Ronnie Jones points out the fine craftsmanship on a cistern built in the 1800s on his family’s Susanaberg property at last week’s family fun day.


Not only did Gifft Hill School seventh and eighth grade students earn money toward their April cultural trip at the Monday, February 18, Susannaberg Family Fun Day — they learned, and took pride in, a part of their island’s history.

Students led tours of Ronnie Jones’ private Susannaberg family property, sharing its history with Love City residents, while hot dogs and hamburgers hot off the grill were served along with refreshing soursop juice and lemonade. GHS students also sold plants and herbs grown at the school’s garden.

The idea for the family fun day came about several months ago when Jones’ daughter, Nkosi Jones, had some classmates over and showed them the family property, which is home to historical ruins including one of the best preserved sugar mills on island.

Understanding Importance of History
“My daughter took them for a walk on the property, and they said, ‘these old buildings need to be destroyed,’” said Jones. “I told my daughter they don’t understand the importance of history. When the school started talking about having a fundraiser, I thought we could kill two birds with one stone.”

Students conducting tours at the Family Fun Day soon became pros at delivering the Susannaberg property’s history, Jones continued.

“By doing the tours, the kids become a part of history themselves,” said Jones. “They relay the information like they know it and you need to know it. It’s implanted in their hearts.”

While just three tours were scheduled at the Family Fun Day, Jones and the GHS students ended up conducting more than 40 thanks to an excellent turnout.

“There’s been a huge amount of people coming through,” said Viki Brown, a GHS parent who helped organize the event. “It’s been really successful. It feels so good to know we’re all here working together; it’s a real special time.”
The Jones family property can be traced back to the 1800s, when it was owned by Henry and Mary Knevels, who are buried on the property along with Jones’ grandfather, Halvor Neptune Richards, who purchased the then more than 250-acre property in 1943 for $4,000.

1800s Plantation House
“The owner at the time told Neptune he could have the property for $4,000 if he could come up with the money by a certain date,” said Jones, who noted it was rare for black people to acquire plantations in the 1940s. “He managed to come up with $300 and he got a bank loan for the balance.”

The foundation of Knevels’ original plantation house, which blew down in an 1830s hurricane, can still be seen on the Jones property, along with the original cistern.

“The walls are very thick, so it must have been a serious hurricane,” said Jones. “Knevels must have been an affluent plantation owner because of the detail in the cistern. The original hinges are still there, which says something about the craftsmanship of the men who built it.”

After Knevels’ home was destroyed in the hurricane, he constructed a new plantation house, which Jones and his family now call home. A second story was added to the structure 18 years ago, Jones explained.

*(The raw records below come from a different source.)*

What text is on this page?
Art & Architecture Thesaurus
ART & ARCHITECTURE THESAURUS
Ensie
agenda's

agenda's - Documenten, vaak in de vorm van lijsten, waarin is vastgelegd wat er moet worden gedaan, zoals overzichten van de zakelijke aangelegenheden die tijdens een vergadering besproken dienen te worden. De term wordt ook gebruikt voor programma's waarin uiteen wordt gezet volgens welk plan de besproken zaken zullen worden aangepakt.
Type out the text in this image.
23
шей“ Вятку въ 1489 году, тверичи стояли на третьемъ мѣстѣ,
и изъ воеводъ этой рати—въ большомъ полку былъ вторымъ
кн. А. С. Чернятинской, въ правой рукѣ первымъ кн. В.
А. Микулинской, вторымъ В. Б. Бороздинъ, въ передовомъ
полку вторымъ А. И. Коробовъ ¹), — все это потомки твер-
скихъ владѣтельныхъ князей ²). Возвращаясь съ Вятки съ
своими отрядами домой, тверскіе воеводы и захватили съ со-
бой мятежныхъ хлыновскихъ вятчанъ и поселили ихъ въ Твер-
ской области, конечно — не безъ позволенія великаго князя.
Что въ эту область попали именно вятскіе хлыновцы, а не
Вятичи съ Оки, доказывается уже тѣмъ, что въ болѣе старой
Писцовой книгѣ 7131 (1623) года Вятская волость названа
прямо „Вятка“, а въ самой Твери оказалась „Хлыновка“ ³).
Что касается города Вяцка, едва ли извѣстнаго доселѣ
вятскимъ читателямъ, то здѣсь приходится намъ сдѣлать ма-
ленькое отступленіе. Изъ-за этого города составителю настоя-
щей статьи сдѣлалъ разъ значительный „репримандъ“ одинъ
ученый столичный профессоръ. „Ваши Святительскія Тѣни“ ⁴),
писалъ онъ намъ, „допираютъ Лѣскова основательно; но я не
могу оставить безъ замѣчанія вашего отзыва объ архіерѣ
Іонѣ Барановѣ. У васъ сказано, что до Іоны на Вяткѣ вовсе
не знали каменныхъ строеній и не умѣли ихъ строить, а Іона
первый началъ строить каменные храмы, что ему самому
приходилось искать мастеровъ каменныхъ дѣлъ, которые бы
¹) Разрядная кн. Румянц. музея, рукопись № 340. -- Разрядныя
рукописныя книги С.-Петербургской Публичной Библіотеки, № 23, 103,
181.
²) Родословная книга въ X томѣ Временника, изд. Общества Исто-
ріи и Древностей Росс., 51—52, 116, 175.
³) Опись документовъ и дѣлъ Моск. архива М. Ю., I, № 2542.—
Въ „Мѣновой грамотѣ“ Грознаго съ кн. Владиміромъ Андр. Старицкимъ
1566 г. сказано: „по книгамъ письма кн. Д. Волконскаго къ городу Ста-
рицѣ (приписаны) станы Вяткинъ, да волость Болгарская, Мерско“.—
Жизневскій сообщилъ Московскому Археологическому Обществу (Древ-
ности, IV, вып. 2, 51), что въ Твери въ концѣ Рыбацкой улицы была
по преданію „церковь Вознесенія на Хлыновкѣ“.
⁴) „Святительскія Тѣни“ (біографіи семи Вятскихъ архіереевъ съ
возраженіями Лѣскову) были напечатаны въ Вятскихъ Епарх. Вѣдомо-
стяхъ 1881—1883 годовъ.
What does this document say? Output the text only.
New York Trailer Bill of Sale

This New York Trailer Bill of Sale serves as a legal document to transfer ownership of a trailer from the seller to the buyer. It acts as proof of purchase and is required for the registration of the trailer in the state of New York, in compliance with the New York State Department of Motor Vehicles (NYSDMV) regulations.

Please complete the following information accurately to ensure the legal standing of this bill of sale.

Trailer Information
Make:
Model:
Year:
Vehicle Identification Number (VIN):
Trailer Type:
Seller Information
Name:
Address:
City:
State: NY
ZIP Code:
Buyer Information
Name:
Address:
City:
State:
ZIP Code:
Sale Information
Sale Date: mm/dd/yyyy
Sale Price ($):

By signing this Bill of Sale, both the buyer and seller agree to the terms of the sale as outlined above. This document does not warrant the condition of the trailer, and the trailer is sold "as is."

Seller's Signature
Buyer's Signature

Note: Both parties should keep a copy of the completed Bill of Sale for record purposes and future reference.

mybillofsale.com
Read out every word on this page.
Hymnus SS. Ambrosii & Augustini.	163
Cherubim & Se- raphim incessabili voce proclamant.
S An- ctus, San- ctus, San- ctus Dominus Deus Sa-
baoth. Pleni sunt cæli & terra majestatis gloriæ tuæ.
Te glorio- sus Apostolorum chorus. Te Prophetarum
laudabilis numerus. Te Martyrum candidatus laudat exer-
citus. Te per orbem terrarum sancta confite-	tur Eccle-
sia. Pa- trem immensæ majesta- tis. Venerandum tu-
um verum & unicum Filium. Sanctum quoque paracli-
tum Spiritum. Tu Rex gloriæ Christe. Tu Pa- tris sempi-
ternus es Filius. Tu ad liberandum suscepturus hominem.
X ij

The wind mill on Jones’ property is one of the newer ones on island. When the St. John native returned to Love City after living in New York, the mill was overrun with trees and another more pesky tenant — bees.

Proceeds To Go To NYC Trip
“The trees were towering out the top, and it was a forest in here,” said Jones. “I also had to fight with some bees. That was a hard fight.”

The mill is now cleared out and was a featured stop on the Family Fun Day tours. Jones hopes to open his property to other school children on the island, he explained.

“Nobody can ever tell the kids who did these tours that this isn’t important,” said Jones. “I want to do it again with kids from other schools because it can benefit them.”

Thanks to proceeds from the Family Fun Day, GHS seventh and eighth grade students will travel to New York City for a week in April, where they’ll attend plays and visit art and history museums.